Alberto Fouillioux terminó entendiendo el sentido del espectáculo muchos años después de haber jugado el Mundial del 62 y haber ganado dos títulos con la Universidad Católica. Fue tras su pasada por Francia, donde defendió al Lille y estudió para ser entrenador, cuando asumió que lo suyo transitaría por la formación y la educación.
En las divisiones menores de la Universidad Católica y, sobre todo, en el Canal 13, Tito terminó por encontrar una vocación que ya lo había distinguido como un jugador polifuncional y versátil, que servía para todas las misiones, pero sin jamás dejar de lado el lucimiento y el brillo. A partir de entonces, su rol de ídolo, forjado en la identificación con la UC y la selección, sería fundamental.
A los cruzados no sólo los llevó al título, a la Libertadores y a salir de la Segunda División (cuando volvió en 1975 para una operación rescate que terminó de la mejor manera), sino que les forjó una cantidad interesante de jugadores a los que descubrió y forjó con sabiduría. En la Roja jugó dos mundiales y sirvió generosamente a la causa de profesionalizar el oficio, a punta de estudios, educación y modos.
Fue por eso que luego, cuando abrazó las comunicaciones, supo transitar con sabiduría entre el conocimiento duro y el carisma para volver a mostrar su versatilidad. Comentó, relató, condujo y jugó frente a las cámaras, sobre todo cuando fue necesario ampliar los públicos, acercar a la gente, hacer una lectura más horizontal del fenómeno.
Fue en "Lo mejor del Mundial", un programa de 1986, donde Fouillioux comprendió que entre políticos, artistas y personajes que con el pretexto del fútbol hablaban sobre actualidad, el respeto a las historias mundialeras marcaría la diferencia. Fue al rescate de la memorabilia, desarrolló un particular sentido del humor y se prestó para el show bajo una premisa inviolable: su enorme respeto por el espectáculo.

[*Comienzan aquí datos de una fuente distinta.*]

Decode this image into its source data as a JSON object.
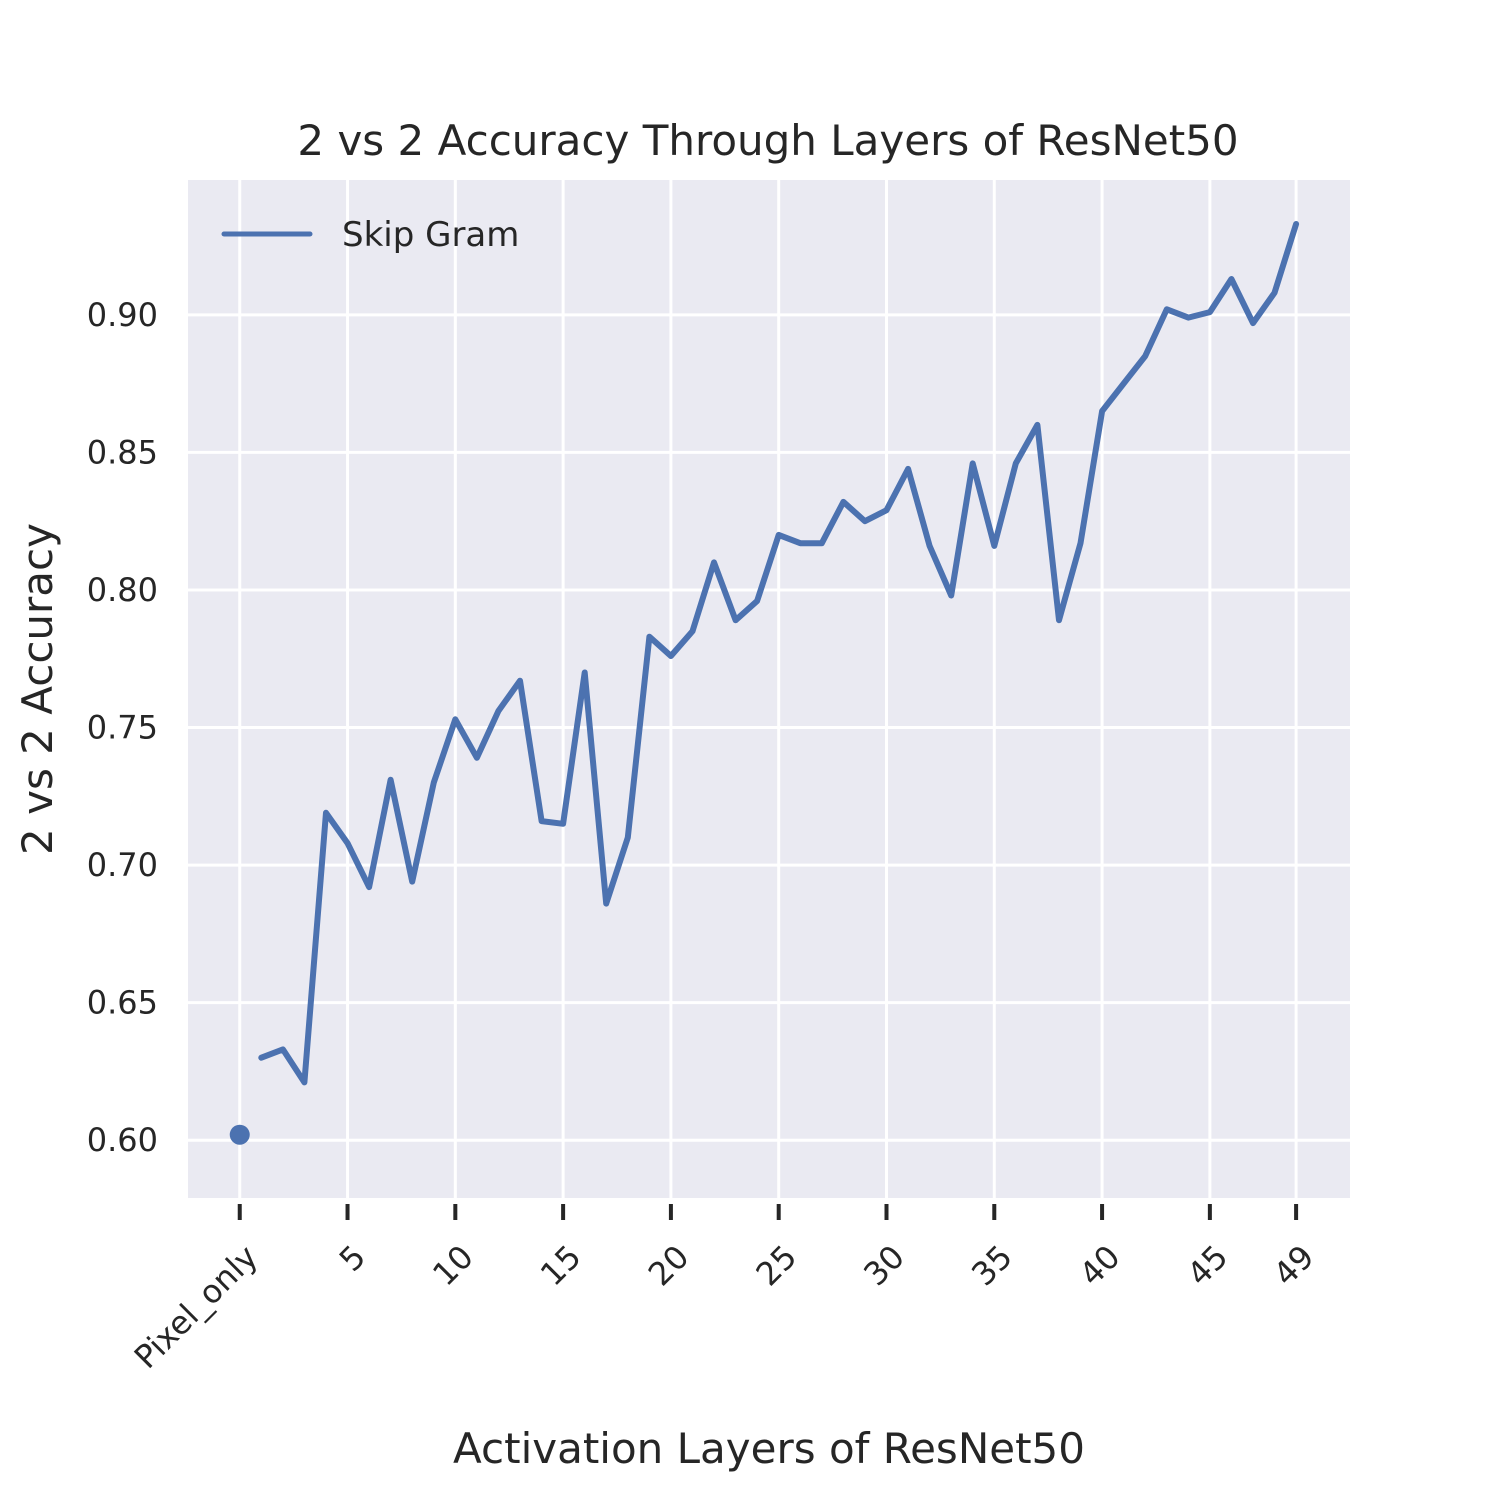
{
  "chart_data": {
    "type": "line",
    "title": "2 vs 2 Accuracy Through Layers of ResNet50",
    "xlabel": "Activation Layers of ResNet50",
    "ylabel": "2 vs 2 Accuracy",
    "xlim": [
      -2.4,
      51.5
    ],
    "ylim": [
      0.579,
      0.949
    ],
    "yticks": [
      0.6,
      0.65,
      0.7,
      0.75,
      0.8,
      0.85,
      0.9
    ],
    "ytick_labels": [
      "0.60",
      "0.65",
      "0.70",
      "0.75",
      "0.80",
      "0.85",
      "0.90"
    ],
    "xticks": [
      0,
      5,
      10,
      15,
      20,
      25,
      30,
      35,
      40,
      45,
      49
    ],
    "xtick_labels": [
      "Pixel_only",
      "5",
      "10",
      "15",
      "20",
      "25",
      "30",
      "35",
      "40",
      "45",
      "49"
    ],
    "grid": true,
    "legend_position": "top-left",
    "background": "#eaeaf2",
    "series": [
      {
        "name": "Skip Gram",
        "color": "#4c72b0",
        "x": [
          1,
          2,
          3,
          4,
          5,
          6,
          7,
          8,
          9,
          10,
          11,
          12,
          13,
          14,
          15,
          16,
          17,
          18,
          19,
          20,
          21,
          22,
          23,
          24,
          25,
          26,
          27,
          28,
          29,
          30,
          31,
          32,
          33,
          34,
          35,
          36,
          37,
          38,
          39,
          40,
          41,
          42,
          43,
          44,
          45,
          46,
          47,
          48,
          49
        ],
        "y": [
          0.63,
          0.633,
          0.621,
          0.719,
          0.708,
          0.692,
          0.731,
          0.694,
          0.73,
          0.753,
          0.739,
          0.756,
          0.767,
          0.716,
          0.715,
          0.77,
          0.686,
          0.71,
          0.783,
          0.776,
          0.785,
          0.81,
          0.789,
          0.796,
          0.82,
          0.817,
          0.817,
          0.832,
          0.825,
          0.829,
          0.844,
          0.816,
          0.798,
          0.846,
          0.816,
          0.846,
          0.86,
          0.789,
          0.817,
          0.865,
          0.875,
          0.885,
          0.902,
          0.899,
          0.901,
          0.913,
          0.897,
          0.908,
          0.933
        ]
      }
    ],
    "points": [
      {
        "x": 0,
        "y": 0.602,
        "color": "#4c72b0"
      }
    ]
  }
}
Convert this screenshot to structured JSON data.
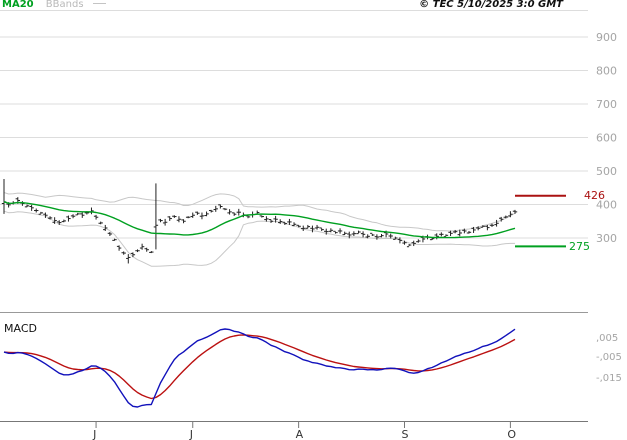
{
  "legend": {
    "ma20": "MA20",
    "bbands": "BBands"
  },
  "header": {
    "copyright": "© TEC 5/10/2025 3:0 GMT"
  },
  "chart_data": [
    {
      "type": "candlestick",
      "name": "price-panel",
      "title": "",
      "ylim": [
        180,
        930
      ],
      "yticks": [
        900,
        800,
        700,
        600,
        500,
        400,
        300
      ],
      "levels": {
        "resistance": 426,
        "support": 275
      },
      "colors": {
        "bars": "#222222",
        "ma20": "#00a020",
        "bbands": "#c8c8c8",
        "resistance": "#aa1111",
        "support": "#00a020",
        "grid": "#dddddd",
        "axis_text": "#a5a5a5"
      },
      "x_axis": {
        "labels": [
          "J",
          "J",
          "A",
          "S",
          "O"
        ],
        "tick_indices": [
          20,
          41,
          64,
          87,
          110
        ]
      },
      "closes": [
        408,
        399,
        405,
        412,
        403,
        396,
        390,
        382,
        375,
        368,
        360,
        352,
        346,
        351,
        358,
        365,
        372,
        368,
        375,
        381,
        362,
        345,
        330,
        312,
        295,
        270,
        255,
        242,
        250,
        262,
        274,
        265,
        258,
        338,
        352,
        347,
        358,
        364,
        356,
        350,
        362,
        368,
        374,
        366,
        372,
        380,
        387,
        394,
        386,
        378,
        371,
        377,
        369,
        363,
        370,
        376,
        364,
        357,
        350,
        356,
        349,
        343,
        348,
        341,
        335,
        329,
        334,
        327,
        332,
        325,
        319,
        323,
        316,
        321,
        314,
        309,
        313,
        318,
        311,
        305,
        309,
        303,
        307,
        312,
        306,
        300,
        293,
        286,
        279,
        284,
        291,
        297,
        303,
        298,
        305,
        311,
        308,
        314,
        319,
        315,
        321,
        317,
        324,
        329,
        335,
        331,
        338,
        344,
        356,
        363,
        371,
        378
      ],
      "bar_overrides": {
        "0": {
          "high": 476,
          "low": 372
        },
        "27": {
          "low": 224
        },
        "33": {
          "high": 463,
          "low": 266
        }
      }
    },
    {
      "type": "line",
      "name": "macd-panel",
      "title": "MACD",
      "yticks": [
        ",005",
        "-,005",
        "-,015"
      ],
      "series": [
        {
          "name": "macd",
          "color": "#1111bb",
          "derived": "EMA12(closes) - EMA26(closes)"
        },
        {
          "name": "signal",
          "color": "#bb1111",
          "derived": "EMA9(macd)"
        }
      ]
    }
  ]
}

Tuvo, en el punto más alto de su carrera, problemas legales que lo alejaron de sus pasiones y marcaron sus últimos años por la amargura de la postergación, pero ni en el fútbol ni en los medios hubo reproches ni olvido para una labor que fue impresionante en su perseverancia y digna de elogio por su consecuencia. En una época en que el periodismo se hacía de chaqueta blanca, la generación de Julio Martínez, Raúl Prado, Abraham Dueñas, Hans Marwitz, Néstor Isella, Pedro Pablovic y muchos más harían escuela en la televisión batallando con más tristezas que alegrías en la cancha.
Una generación que no vivió la generación dorada y a la que le habría costado adaptarse a los nuevos tiempos, aunque el conocimiento de las crisis dirigenciales y los problemas del camarín no les eran ajenos.
Se fue Fouillioux y lo hizo justo en medio de la fiesta mundialera. Casi como un homenaje. Porque estando o no estando (algo con lo que Tito lidió con frecuencia), no podía vivir una Copa sin saberse partícipe.